Legend has it that the venom from the bite of a particular viper can cause a human victim to drop dead before he or she could walk more than seven steps. The Chinese name for it is “Seven-Pacer”, or Russell’s Viper in English.
Indeed, if you’re bitten by a snake — presumably not a poisonous one — for the next decade you’ll tremble at the sight of a rope, or anything that vaguely resembles a snake.
There is an ancient tale of a man who spots a snake in his glass of liquor. It turns out the wriggly thing was the reflection of a bow hanging on the wall. The yarn has since been immortalised as a phrase for unfounded panic.
Contrary to some cultures where the snake is perceived as a steadfast defender, in the Chinese lexicon it is enshrined as a subject and an object of fright.
In calligraphy, however, the snake is not portrayed in a negative light. A serpentine brush stroke is to be marvelled, not quivered, at — and that refers to a snake that’s flying or scurrying away.
Very often, the snake comes with its nobler peer, the dragon, in such descriptions. However, one ancient calligrapher painted a realistic snake on a scroll and, out of a whim, added a foot to the legless species, thus becoming the archetype of redundancy.
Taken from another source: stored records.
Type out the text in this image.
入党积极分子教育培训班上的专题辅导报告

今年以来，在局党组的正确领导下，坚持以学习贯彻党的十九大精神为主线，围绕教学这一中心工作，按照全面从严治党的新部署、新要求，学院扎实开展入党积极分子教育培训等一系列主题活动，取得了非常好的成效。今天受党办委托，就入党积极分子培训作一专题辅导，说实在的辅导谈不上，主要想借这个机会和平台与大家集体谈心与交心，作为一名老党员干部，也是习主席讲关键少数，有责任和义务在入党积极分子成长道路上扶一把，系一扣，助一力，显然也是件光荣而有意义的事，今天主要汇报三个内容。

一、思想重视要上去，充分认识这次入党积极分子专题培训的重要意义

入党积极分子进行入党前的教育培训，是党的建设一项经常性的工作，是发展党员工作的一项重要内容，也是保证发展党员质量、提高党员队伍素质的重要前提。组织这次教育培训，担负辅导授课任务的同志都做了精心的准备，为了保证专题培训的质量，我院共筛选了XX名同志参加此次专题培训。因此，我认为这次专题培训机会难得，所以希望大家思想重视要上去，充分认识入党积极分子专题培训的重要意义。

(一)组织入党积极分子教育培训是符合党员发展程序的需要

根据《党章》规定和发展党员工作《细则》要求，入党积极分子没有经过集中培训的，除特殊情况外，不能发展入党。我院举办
Never mind that some species indeed have a pair of vestigial claws. But in this story, it’s the painter, not the snake, who is the butt of derision.
For all the snake-related idioms, China does not hold a candle to Indian mythology when it comes to snake references. Likewise, Egyptian, Greek, Christian and many other cultures have images of the snake more colourful than ours.
The Chinese snake is not as rich in connotation and has not spilled over into the visual arts. We do not have a deity sitting on a coiled python; the Buddhist concept of reincarnation has not been compared to the shedding of snake skin; our female monsters do not sport a crop of snakes for hair; and a snake is not the cause for carnal temptation. (The fox is the closest to that symbol, but it epitomises female seduction rather than the lure that brings man and woman together.)